Setelah Perang Dunia II, Amerika Serikat dengan cepat memperluas jaringan keuangan globalnya sambil memindahkan sebagian besar manufakturnya ke luar negeri, yang menyebabkan ketergantungan yang besar pada utang Treasury.
Melonjaknya tingkat utang mendorong kenaikan imbal hasil dan mengalihkan modal ke pasar keuangan dan menjauh dari industri, menciptakan lingkaran setan pengosongan industri, krisis utang, dan kemerosotan ekonomi.
Saat ini, utang federal AS melebihi $37 triliun, sementara porsi manufaktur terhadap PDB telah turun hingga di bawah 10 persen.
Pinjaman tanpa batas juga telah mendorong defisit fiskal ke rekor tertinggi.
Pada tahun 2024, Amerika Serikat mengalami defisit sebesar $1,8 triliun—separuhnya dihabiskan untuk pembayaran bunga. Pada pertengahan tahun fiskal 2025, defisit tersebut telah melampaui $1,3 triliun.
Kantor Anggaran Kongres (CBO) memperingatkan bahwa utang federal dapat melonjak sebesar $20 triliun selama dekade berikutnya.

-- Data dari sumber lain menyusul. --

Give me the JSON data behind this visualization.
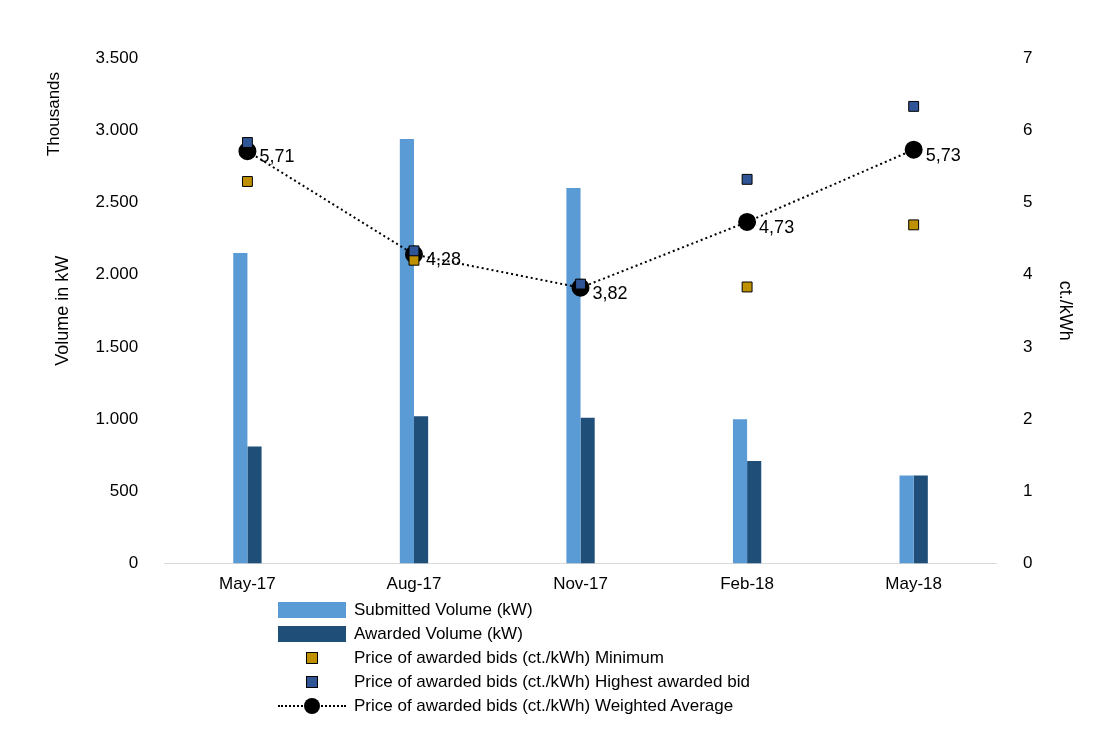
{
  "chart_data": {
    "type": "bar",
    "categories": [
      "May-17",
      "Aug-17",
      "Nov-17",
      "Feb-18",
      "May-18"
    ],
    "series": [
      {
        "name": "Submitted Volume (kW)",
        "color": "#5b9bd5",
        "values": [
          2150,
          2940,
          2600,
          1000,
          610
        ]
      },
      {
        "name": "Awarded Volume (kW)",
        "color": "#1f4e79",
        "values": [
          810,
          1020,
          1010,
          710,
          610
        ]
      },
      {
        "name": "Price of awarded bids (ct./kWh) Minimum",
        "type": "scatter",
        "axis": "y2",
        "color": "#bf9000",
        "x": [
          "May-17",
          "Aug-17",
          "Nov-17",
          "Feb-18",
          "May-18"
        ],
        "values": [
          5.29,
          4.2,
          null,
          3.83,
          4.69
        ]
      },
      {
        "name": "Price of awarded bids (ct./kWh) Highest awarded bid",
        "type": "scatter",
        "axis": "y2",
        "color": "#2f5597",
        "x": [
          "May-17",
          "Aug-17",
          "Nov-17",
          "Feb-18",
          "May-18"
        ],
        "values": [
          5.83,
          4.33,
          3.87,
          5.32,
          6.33
        ]
      },
      {
        "name": "Price of awarded bids (ct./kWh) Weighted Average",
        "type": "line",
        "axis": "y2",
        "color": "#000000",
        "marker": "circle",
        "line_style": "dotted",
        "values": [
          5.71,
          4.28,
          3.82,
          4.73,
          5.73
        ],
        "value_labels": [
          "5,71",
          "4,28",
          "3,82",
          "4,73",
          "5,73"
        ]
      }
    ],
    "ylabel": "Volume in kW",
    "y2label": "ct./kWh",
    "ylim": [
      0,
      3500
    ],
    "yticks": [
      {
        "value": 0,
        "label": "0"
      },
      {
        "value": 500,
        "label": "500"
      },
      {
        "value": 1000,
        "label": "1.000"
      },
      {
        "value": 1500,
        "label": "1.500"
      },
      {
        "value": 2000,
        "label": "2.000"
      },
      {
        "value": 2500,
        "label": "2.500"
      },
      {
        "value": 3000,
        "label": "3.000"
      },
      {
        "value": 3500,
        "label": "3.500"
      }
    ],
    "y2lim": [
      0,
      7
    ],
    "y2ticks": [
      0,
      1,
      2,
      3,
      4,
      5,
      6,
      7
    ],
    "annotations": [
      "Thousands"
    ],
    "grid": false,
    "legend": "bottom"
  }
}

Di tengah tekanan fiskal ini, pemerintah memperkenalkan “One Big Beautiful Bill Act”—paket besar infrastruktur, subsidi industri, dan program kesejahteraan sosial yang hampir seluruhnya didanai oleh pinjaman. Pasar telah menyadari bahwa pengeluaran yang tidak terkendali seperti itu hanya menambah beban utang dan berisiko menyebabkan kebangkrutan jangka panjang.
“Dolar adalah mata uang kami, tapi itu masalah Anda,” kata seorang pejabat Amerika.
Kini, masalah dolar kembali menghantui penciptanya.
Ray Dalio, pendiri Bridgewater Associates, memperingatkan bahwa menurunnya permintaan obligasi pemerintah AS dapat memaksa pemerintah untuk menaikkan suku bunga lebih lanjut, yang akan mendorong perekonomian ke dalam “lingkaran kematian”.
Erosi Soft Power
Sejak menjabat, pemerintahan AS telah meninggalkan visi global idealisnya demi pola pikir transaksional yang dipicu oleh kebencian dan kepentingan pribadi. Pergeseran ini telah memunculkan arogansi dan pemaksaan, yang secara sembrono menggerogoti kekuatan lunak Amerika.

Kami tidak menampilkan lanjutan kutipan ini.